This event is hosted by the Department of Biostatistics.
Abstract: Osteoporosis represents the most prevalent metabolic bone disease, characterized by reduced bone mineral density (BMD) and increased susceptibility to low trauma fractures. Although the gut microbiome has been reported to play a role in bone metabolic processes, the individual species and underlying functional mechanisms have not yet been characterized. For the first time, to our knowledge, we conducted integrative analyses in a large cohort of peri- and early post-menopausal Chinese women with shotgun metagenomic sequencing and untargeted serum metabolomics profiles to identify the interactions between these biological factors which may be relevant for osteoporosis susceptibility. The novel systematic multi-omics analysis was divided into three main parts including single omics association analyses, exploration of the global inter-omics relationship, and integrative network analyses with respect to BMD. A supervised sparse canonical correlation analysis model was applied to select the features that are correlated across the paired microbiome and metabolite profiles with importance for the phenotype, and Bayesian network analysis was conducted to assess potential inter-omics causal relationships. Whole genome sequencing data from the same study subjects was then used to perform Mendelian randomization analyses to provide further support for the potential causal connections. In particular, we proposed a possible causal pathway for BMD regulation involving the bacteria species Lactobacillus delbrueckii and the gut metabolite 3-Phenylpropanoic acid, a phenolic acid compound produced by the microbial catabolism of dietary flavonoids. The findings reveal important insights into the pathophysiological mechanisms of osteoporosis and propose novel biomarkers/therapeutic targets for the treatment/prevention of disease.

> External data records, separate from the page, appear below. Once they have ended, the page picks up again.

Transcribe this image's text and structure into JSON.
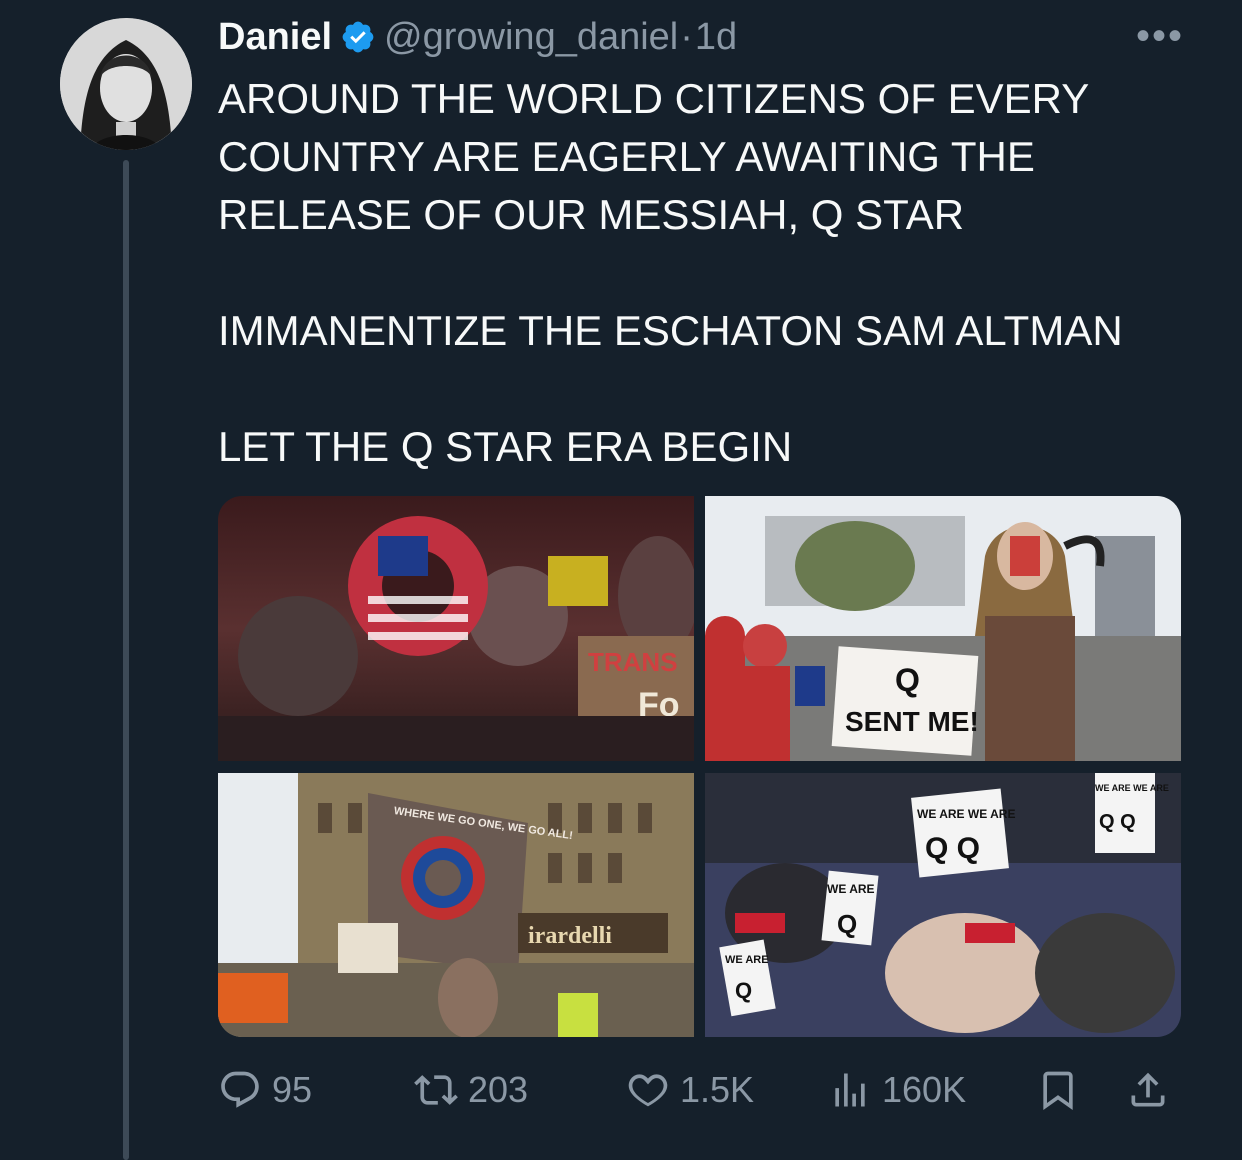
{
  "tweet": {
    "author_name": "Daniel",
    "handle": "@growing_daniel",
    "separator": "·",
    "time": "1d",
    "more_label": "•••",
    "paragraphs": [
      "AROUND THE WORLD CITIZENS OF EVERY COUNTRY ARE EAGERLY AWAITING THE RELEASE OF OUR MESSIAH, Q STAR",
      "IMMANENTIZE THE ESCHATON SAM ALTMAN",
      "LET THE Q STAR ERA BEGIN"
    ],
    "media_text": {
      "img1_sign": "TRANS",
      "img1_sign2": "Fo",
      "img2_sign_q": "Q",
      "img2_sign_text": "SENT ME!",
      "img3_flag_top": "WHERE WE GO ONE, WE GO ALL!",
      "img3_store": "irardelli",
      "img4_sign1": "WE ARE WE ARE",
      "img4_sign1_q": "Q Q",
      "img4_sign2": "WE ARE",
      "img4_sign2_q": "Q",
      "img4_sign3": "WE ARE",
      "img4_sign3_q": "Q",
      "img4_sign4": "WE ARE WE ARE",
      "img4_sign4_q": "Q Q"
    },
    "stats": {
      "replies": "95",
      "retweets": "203",
      "likes": "1.5K",
      "views": "160K"
    }
  },
  "colors": {
    "background": "#15202b",
    "text": "#f7f9f9",
    "secondary": "#8b98a5",
    "verified": "#1d9bf0"
  }
}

Bio: Dr. Greenbaum is a research track faculty member in the Division of Biomedical Informatics and Genomics at Tulane University School of Medicine. He is a biostatistician with specialization in bioinformatics, and his long-term research goal is to develop and apply statistical methodology for multi-omics integration analysis in order to uncover the biological mechanisms contributing to complex human disease. The availability of statistical approaches that incorporate the biological interconnections between different omics is crucial for improving the accuracy of disease predication, understanding the functional mechanisms implicated in the disease pathophysiology, and developing novel therapeutic treatments.

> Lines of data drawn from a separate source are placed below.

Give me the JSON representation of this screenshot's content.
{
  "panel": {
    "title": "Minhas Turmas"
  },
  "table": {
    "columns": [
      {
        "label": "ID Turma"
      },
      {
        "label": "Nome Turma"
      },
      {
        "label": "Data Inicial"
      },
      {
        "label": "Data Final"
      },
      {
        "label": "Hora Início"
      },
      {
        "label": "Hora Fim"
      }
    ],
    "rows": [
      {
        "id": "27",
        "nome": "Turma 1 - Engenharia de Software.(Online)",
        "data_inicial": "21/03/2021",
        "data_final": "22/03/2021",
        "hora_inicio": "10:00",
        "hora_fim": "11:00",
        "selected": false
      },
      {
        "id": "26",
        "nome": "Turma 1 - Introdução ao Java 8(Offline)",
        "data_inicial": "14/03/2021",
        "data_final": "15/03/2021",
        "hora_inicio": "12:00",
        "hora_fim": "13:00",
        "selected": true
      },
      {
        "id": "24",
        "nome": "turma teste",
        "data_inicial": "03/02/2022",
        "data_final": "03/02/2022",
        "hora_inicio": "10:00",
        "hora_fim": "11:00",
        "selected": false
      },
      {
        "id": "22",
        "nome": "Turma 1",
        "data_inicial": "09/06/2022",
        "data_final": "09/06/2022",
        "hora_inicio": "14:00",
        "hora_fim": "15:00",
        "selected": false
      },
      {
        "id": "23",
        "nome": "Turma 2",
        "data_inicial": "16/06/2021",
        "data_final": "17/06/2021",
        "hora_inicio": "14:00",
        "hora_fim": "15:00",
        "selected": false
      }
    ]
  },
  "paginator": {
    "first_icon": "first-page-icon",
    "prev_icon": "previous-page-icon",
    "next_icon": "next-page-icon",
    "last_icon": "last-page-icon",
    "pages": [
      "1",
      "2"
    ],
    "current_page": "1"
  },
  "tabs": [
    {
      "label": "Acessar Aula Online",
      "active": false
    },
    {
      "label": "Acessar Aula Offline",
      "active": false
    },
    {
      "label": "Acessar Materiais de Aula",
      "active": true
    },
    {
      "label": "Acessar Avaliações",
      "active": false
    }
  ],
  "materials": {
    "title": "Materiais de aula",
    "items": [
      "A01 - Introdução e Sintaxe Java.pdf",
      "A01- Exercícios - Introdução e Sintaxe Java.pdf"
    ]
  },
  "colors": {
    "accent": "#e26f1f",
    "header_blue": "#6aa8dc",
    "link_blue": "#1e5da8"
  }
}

Dr. Greenbaum pioneered an innovative multi-omics analysis which illuminated several potential functional mechanisms which may contribute to the associations between the gut microbiota, their metabolic byproducts, and osteoporosis susceptibility. His work represents some of the first steps towards developing a comprehensive understanding of the cross talk, interactions, and causal inference of the interactions between these biological factors with respect to bone health.